= Lorande Loss Woodruff =

American biologist

Lorande Loss Woodruff (July 14, 1879 – June 23, 1947) was an American biologist, notable for his exhaustive studies of unicelluar eukaryotes, especially ciliates; and for his long tenure as a trustee of the Marine Biological Laboratory in Woods Hole, Massachusetts. He was a member of the National Academy of Sciences.

==Early life and education==
Woodruff was a native of New York City, attended its public schools, then City College of New York, and then Columbia University, earning an A.B. in 1901 and Ph.D. in 1905.

==Career==
He was an instructor in biology at Williams College until 1907, when he moved to Yale rising through the ranks to full professor and chair of the biology department (1938-1946). From 1910, Woodruff was in charge of Yale's course in general biology; generations of students used his textbook "The Foundations of Biology" in six successive editions.

From 1905, Woodruff was associated with the Marine Biological Laboratory (MBL), where he spent summers and taught courses in embryology, then protozoology. He became a member of the MBL board in 1923 and served until his death, twenty-four years later.

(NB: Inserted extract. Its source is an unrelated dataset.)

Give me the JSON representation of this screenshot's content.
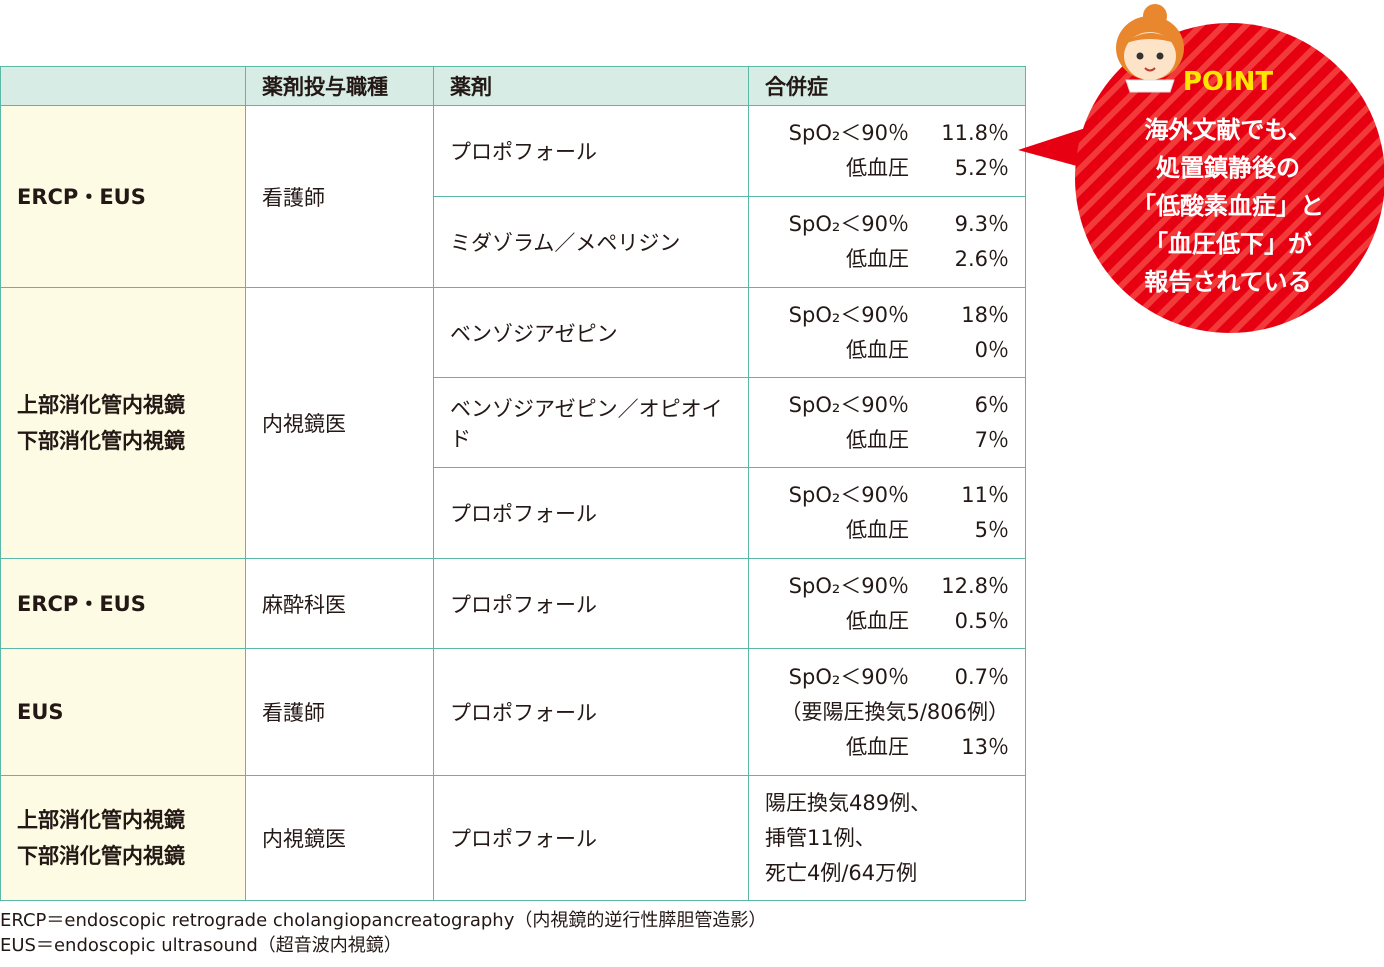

Woodruff's original scientific research was entirely on ciliates, unicellular eukaryotes with hair-like organelles—the cilia. A matter of interest in his time was whether sexual reproduction, involving the conjugation of two organisms with fusion and repartition of their nucleii (we would now say: recombination of their DNA), was obligate for protists—and, if so, which species and how often. It was known that Paramecium aurelia generally reproduced asexually (i.e., by fissioning into two identical daughters), but that it did occasionally conjugate and reproduce sexually. Over eight years, Woodruff raised 5,000 successive generations of P. aurelia in a manner that precluded conjugation, providing strong evidence (later increased to 24,000 generations) that purely asexual reproduction could continue indefinitely.

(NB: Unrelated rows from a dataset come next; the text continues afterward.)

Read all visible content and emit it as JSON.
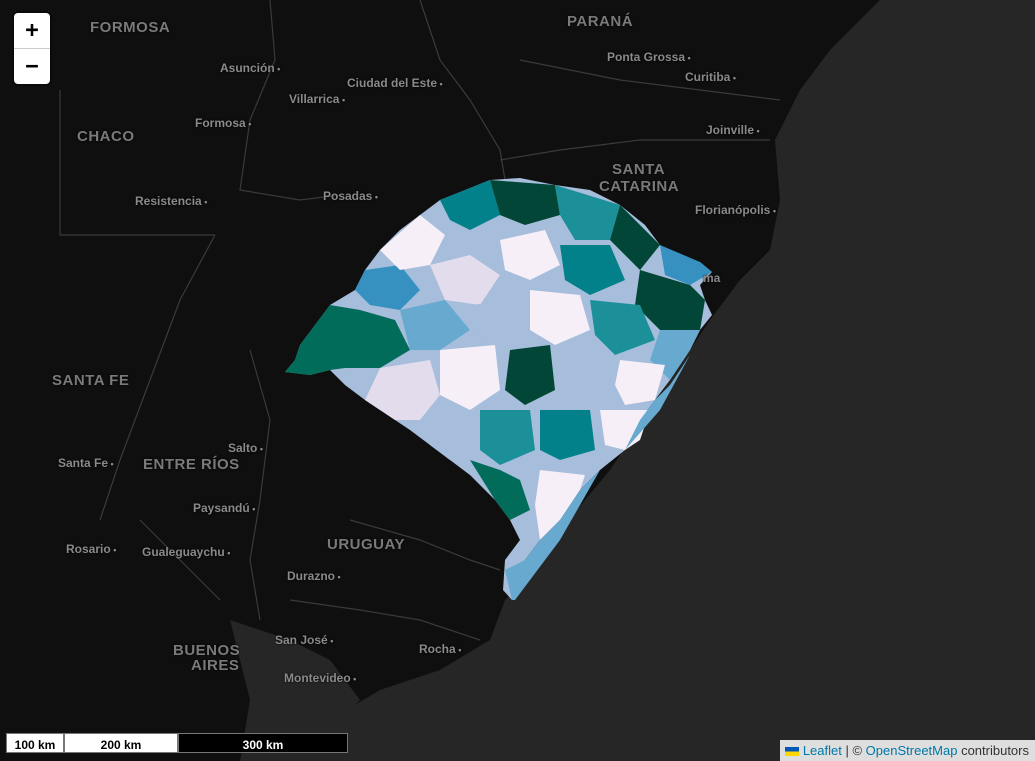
{
  "map": {
    "labels": {
      "formosa_region": "FORMOSA",
      "parana": "PARANÁ",
      "asuncion": "Asunción",
      "ciudad_del_este": "Ciudad del Este",
      "ponta_grossa": "Ponta Grossa",
      "curitiba": "Curitiba",
      "villarrica": "Villarrica",
      "chaco": "CHACO",
      "formosa_city": "Formosa",
      "joinville": "Joinville",
      "santa_catarina_1": "SANTA",
      "santa_catarina_2": "CATARINA",
      "resistencia": "Resistencia",
      "posadas": "Posadas",
      "florianopolis": "Florianópolis",
      "santa_fe_region": "SANTA FE",
      "salto": "Salto",
      "santa_fe_city": "Santa Fe",
      "entre_rios": "ENTRE RÍOS",
      "paysandu": "Paysandú",
      "uruguay": "URUGUAY",
      "rosario": "Rosario",
      "gualeguaychu": "Gualeguaychu",
      "durazno": "Durazno",
      "buenos_1": "BUENOS",
      "buenos_2": "AIRES",
      "san_jose": "San José",
      "rocha": "Rocha",
      "montevideo": "Montevideo",
      "tramandai_frag": "ma"
    },
    "choropleth_colors": [
      "#f6eff7",
      "#e2dcec",
      "#a6bddb",
      "#67a9cf",
      "#3690c0",
      "#1c9099",
      "#02818a",
      "#016c59",
      "#014636"
    ],
    "background_color": "#0f0f0f",
    "ocean_color": "#262626"
  },
  "controls": {
    "zoom_in": "+",
    "zoom_out": "−"
  },
  "scale": {
    "seg1": "100 km",
    "seg2": "200 km",
    "seg3": "300 km"
  },
  "attribution": {
    "leaflet": "Leaflet",
    "separator": " | © ",
    "osm": "OpenStreetMap",
    "suffix": " contributors"
  }
}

Honored in his time, Woodruff was a member and officer of many scientific societies and was considered one of the best-known American biologists worldwide. He was interested in the history of biology and gave a graduate course in the subject. But, ironically, history has not been kind to his own work. The ciliates (indeed all the protists) are now understood to be much more complex than was understood in Woodruff's time. The question of whether homologous recombination of their DNA is a required feature on evolutionary time scales is a deep one, not like to be answered by any simple set of experiments. Writing only a few months after Woodruff's death in 1947, G. Evelyn Hutchinson (often known as the "father of modern ecology") wrote: "In retrospect, Woodruff's career seems unspectacular but extremely useful. A true servant of science and education, his contributions are built solidly into the fabric of our culture but can now be identified only by those with long memories or an exceptional interest in the past.... He belongs to history, which is what he would have wanted."